Había nacido en Magdala, en el Occidente del lago de Genezaret, si "magdalena" alude a su gentilicio. Queda la incógnita de si, siendo de Magdala, se debe identificar con la hermana de Marta y Lázaro y que vivía en Betania, en cuya casa acogía a Jesús en sus idas o estancias en Jerusalén.
Fue seguidora de Cristo, estuvo en el Calvario (Mt. 28.1) y mereció, por su amor al Maestro, ser la primera persona que vio al resucitado (Mc. 16.9).
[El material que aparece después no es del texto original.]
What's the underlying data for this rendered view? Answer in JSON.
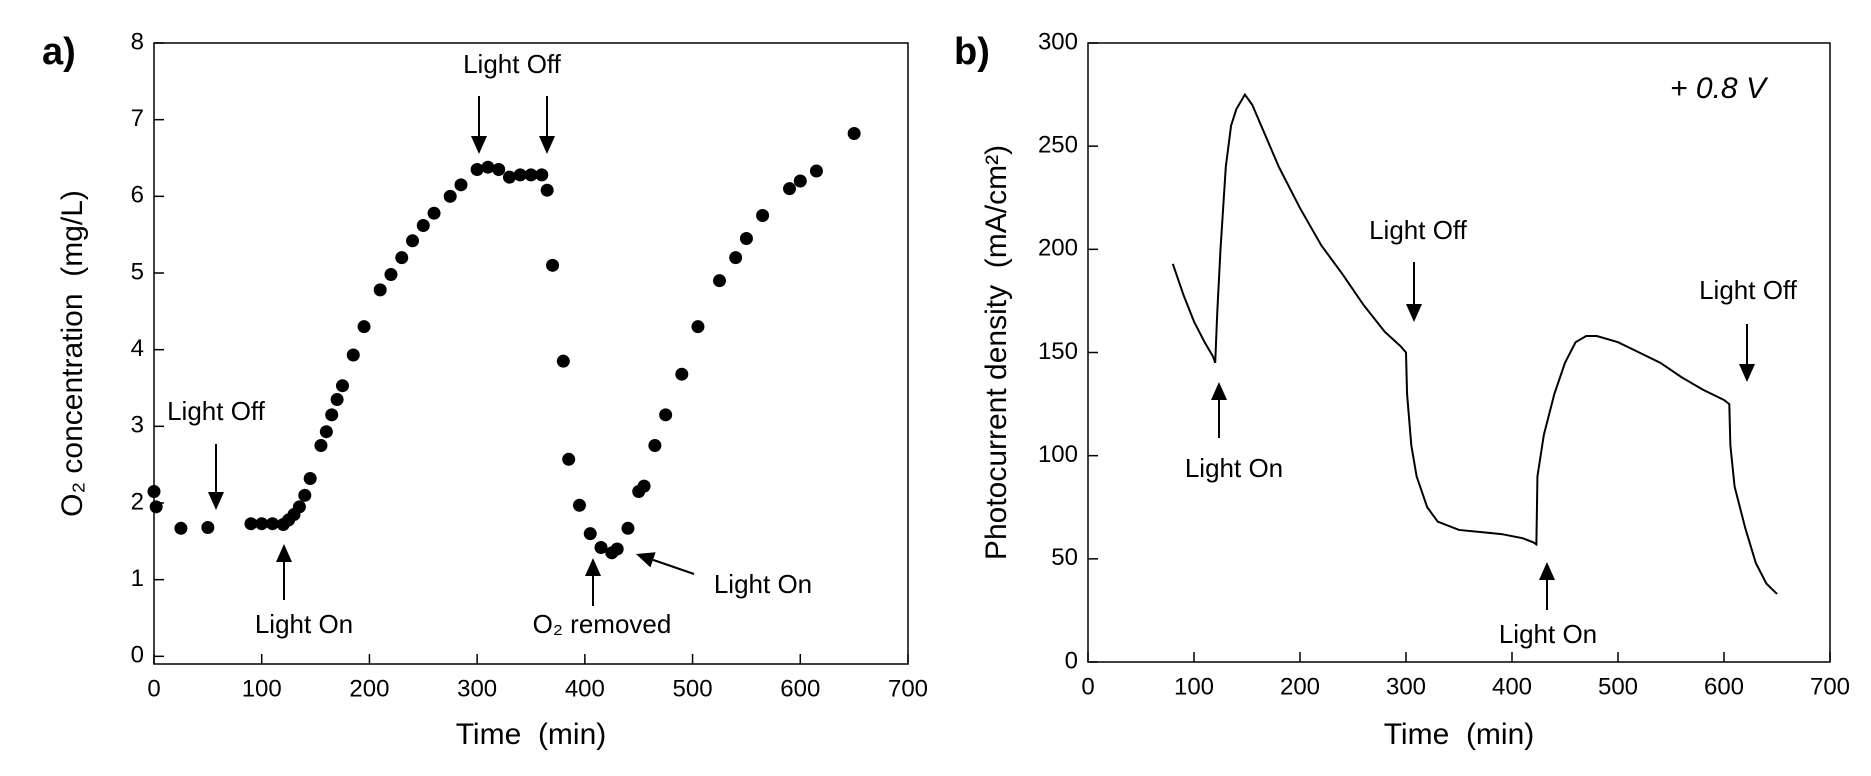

La interpretación del texto evangélico está llena de incógnitas, pero es más sencilla de lo que intentan hacerlo los exégetas: una mujer que ve el sepulcro vacío, que vuelve y avisa a los Apóstoles, que regresa en pocos minutos (recorriendo los 1.000 mts. que hay de distancia hasta el lugar de la cena) y a quien Jesús consuela con su aparición. Ella siguió cercana al grupo apostólico en los primeros días de la Iglesia hasta la venida del Espíritu Santo en Pentecostés. La tradición tardía supone que viajó al Sur de Francia, con Lázaro su hermano y murió en Marsella hacia el año 66.
La piedad popular la convirtió en la pecadora arrepentida, en la mujer que en Betania le agasajó, el modelo de cristiana enamorada del Maestro. De ahí su difusión en templos e imágenes del arte sacro y en las manifestaciones de la piedad. Sin embargo, es posible que la Magdalena de la resurrección no fuera así.